My philosophy is not new. It is of all others the most ancient and common.
I have in truth merely considered the shape, motion, and magnitude of bodies, and examined what must follow from their mutual concourse on the principles of mechanics, which are confirmed by certain and daily experience.
But no one ever doubted that bodies are moved, and that they are of various sizes and figures, according to the diversity of which their motions also vary, and that from mutual collision those somewhat greater than others are divided into many smaller, and thus change figure.
We have experience of the truth of this, not merely by a single sense, but by several, as touch, sight, and hearing.
We also distinctly imagine and understand it. This cannot be said of any of the other things that fall under our senses, as colours, sounds, and the like; for each of these affects but one of our senses, and merely impresses upon our imagination a confused image of itself, affording our understanding no distinct knowledge of what it is.
201. Sensible bodies are composed of insensible particles
There are many particles in each body that are not perceived by our senses. This will not be approved of by people who take the senses as the measure of the knowable.
There are bodies so small that are not perceptible by any of our senses.
A tree increases daily. It is impossible to think how it becomes larger than before, unless we also think at the same time that some particles were added to it.
But whoever observed by the senses those small particles that are added daily to the tree while growing?

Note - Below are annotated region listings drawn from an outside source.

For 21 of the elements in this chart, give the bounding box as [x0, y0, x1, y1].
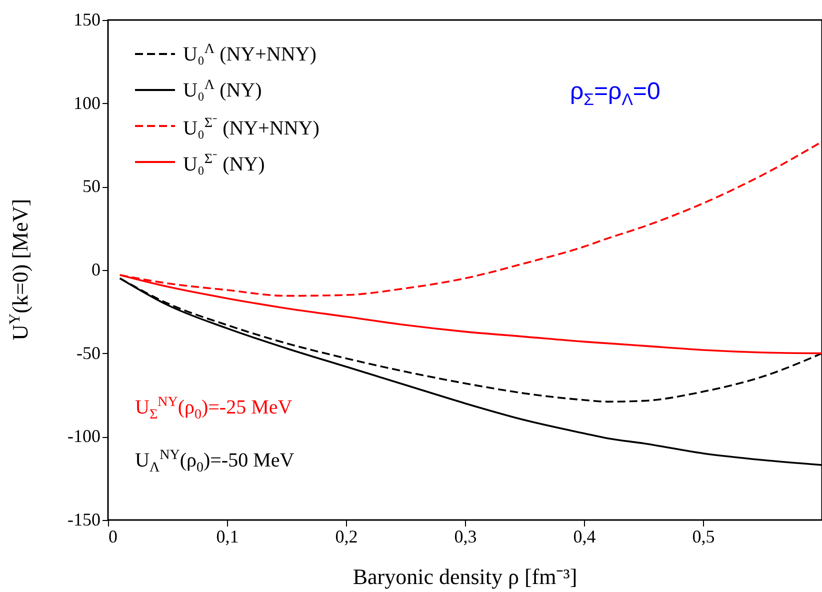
x-tick-label: 0,1: [216, 526, 239, 546]
legend-label: U₀$^{Λ}$ (NY+NNY): [183, 42, 316, 66]
x-tick-label: 0,2: [335, 526, 358, 546]
annotation: U$_{Σ}$$^{NY}$(ρ$_{0}$)=-25 MeV: [135, 395, 292, 424]
y-tick-label: -100: [68, 426, 100, 446]
y-tick-label: 100: [74, 92, 100, 113]
x-tick-label: 0,4: [573, 526, 596, 546]
y-tick-label: -150: [68, 510, 100, 530]
x-tick-label: 0,5: [692, 526, 715, 546]
y-tick-label: 150: [74, 10, 100, 30]
y-tick-label: 0: [92, 260, 100, 280]
legend-label: U₀$^{Σ⁻}$ (NY): [183, 150, 265, 176]
legend-label: U₀$^{Λ}$ (NY): [183, 78, 262, 102]
annotation: ρ$_{Σ}$=ρ$_{Λ}$=0: [570, 78, 660, 110]
y-tick-label: 50: [82, 176, 100, 196]
annotation: U$_{Λ}$$^{NY}$(ρ$_{0}$)=-50 MeV: [135, 448, 294, 477]
legend-label: U₀$^{Σ⁻}$ (NY+NNY): [183, 114, 320, 140]
x-tick-label: 0: [108, 526, 118, 546]
y-tick-label: -50: [76, 342, 100, 363]
x-axis-title: Baryonic density ρ [fm⁻³]: [352, 563, 578, 590]
x-tick-label: 0,3: [454, 526, 477, 546]
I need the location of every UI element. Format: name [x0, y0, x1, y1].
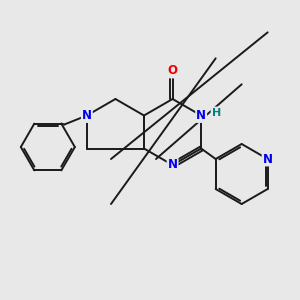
Text: N: N [82, 109, 92, 122]
Text: O: O [168, 64, 178, 77]
Text: N: N [196, 109, 206, 122]
Text: N: N [262, 152, 273, 166]
Text: N: N [168, 158, 178, 172]
Text: H: H [212, 107, 221, 118]
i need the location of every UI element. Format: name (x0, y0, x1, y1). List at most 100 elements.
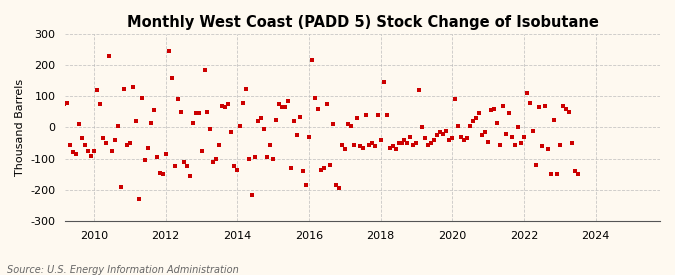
Point (178, 160, 189, 164)
Point (554, 142, 565, 147)
Point (250, 155, 261, 159)
Point (271, 117, 281, 122)
Point (381, 113, 392, 117)
Point (333, 186, 344, 191)
Point (444, 138, 455, 142)
Point (495, 142, 506, 147)
Point (375, 138, 386, 142)
Point (244, 156, 254, 161)
Point (450, 97, 460, 102)
Point (163, 49, 174, 53)
Point (336, 142, 347, 147)
Point (155, 170, 165, 175)
Point (456, 135, 466, 139)
Point (279, 105, 290, 109)
Point (331, 183, 342, 187)
Point (485, 108, 496, 112)
Point (524, 100, 535, 105)
Point (518, 135, 529, 139)
Point (533, 105, 544, 109)
Text: Source: U.S. Energy Information Administration: Source: U.S. Energy Information Administ… (7, 265, 238, 275)
Point (256, 116, 267, 120)
Point (357, 145, 368, 150)
Point (480, 130, 491, 134)
Point (226, 130, 237, 134)
Point (489, 107, 500, 111)
Point (558, 103, 568, 108)
Point (202, 110, 213, 114)
Point (384, 145, 395, 150)
Point (432, 133, 443, 138)
Point (441, 128, 452, 133)
Point (447, 136, 458, 141)
Point (304, 135, 315, 139)
Point (300, 183, 311, 187)
Point (512, 125, 523, 130)
Point (181, 164, 192, 169)
Point (551, 172, 562, 177)
Point (136, 96, 147, 100)
Point (140, 158, 151, 163)
Point (88, 149, 99, 153)
Point (190, 111, 201, 116)
Point (289, 119, 300, 123)
Point (310, 96, 321, 100)
Point (399, 138, 410, 142)
Point (217, 103, 227, 108)
Point (390, 147, 401, 152)
Point (414, 88, 425, 92)
Point (124, 141, 135, 145)
Point (429, 138, 439, 142)
Point (516, 141, 526, 145)
Point (277, 105, 288, 109)
Point (119, 86, 130, 91)
Point (286, 166, 296, 170)
Point (569, 169, 580, 173)
Point (62, 100, 73, 105)
Point (315, 167, 326, 172)
Point (199, 68, 210, 72)
Point (402, 141, 413, 145)
Point (274, 102, 285, 106)
Point (342, 122, 353, 127)
Point (56, 85, 67, 89)
Point (292, 133, 302, 138)
Point (130, 119, 141, 123)
Point (220, 105, 231, 109)
Point (265, 142, 275, 147)
Point (387, 144, 398, 148)
Point (543, 147, 554, 152)
Point (294, 114, 305, 119)
Point (268, 156, 279, 161)
Point (92, 88, 103, 92)
Point (548, 117, 559, 122)
Point (537, 144, 547, 148)
Point (372, 113, 383, 117)
Point (134, 197, 144, 201)
Point (348, 142, 359, 147)
Point (405, 135, 416, 139)
Point (151, 155, 162, 159)
Point (71, 152, 82, 156)
Point (247, 192, 258, 197)
Point (103, 54, 114, 58)
Point (560, 107, 571, 111)
Point (420, 136, 431, 141)
Point (176, 110, 186, 114)
Point (435, 130, 446, 134)
Point (65, 142, 76, 147)
Point (172, 97, 183, 102)
Point (262, 155, 273, 159)
Point (83, 149, 94, 153)
Point (196, 149, 207, 153)
Point (539, 103, 550, 108)
Point (462, 136, 472, 141)
Point (208, 160, 219, 164)
Point (211, 156, 222, 161)
Point (241, 86, 252, 91)
Point (393, 141, 404, 145)
Point (545, 172, 556, 177)
Point (142, 145, 153, 150)
Point (363, 142, 374, 147)
Point (313, 107, 323, 111)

Some philosophers think that quantity is indefinitely divisible. They should admit that in the division, the parts may become so small as to be wholly imperceptible.
We are unable to perceive very minute bodies.
This is because, for something to be perceived, it must move the nerves.
But the nerves are like small cords, being composed of smaller fibres. Thus, the most minute bodies are not capable of moving them.
Nor do I think that any reasonable person will not deny that we philosophize with much greater truth when we judge of what happens in those small bodies which are imperceptible from their minuteness only, after the analogy of what we see occurring in those we do perceive,
In this way, we explain all that is in nature.
than when we give an explanation of the same things by inventing new novelties that have no relation to the things we actually perceive.
Examples are first matter, substantial forms, and all that grand array of qualities which philosophers suppose.
Each of these is more difficult to comprehend than all that is to be explained by means of them.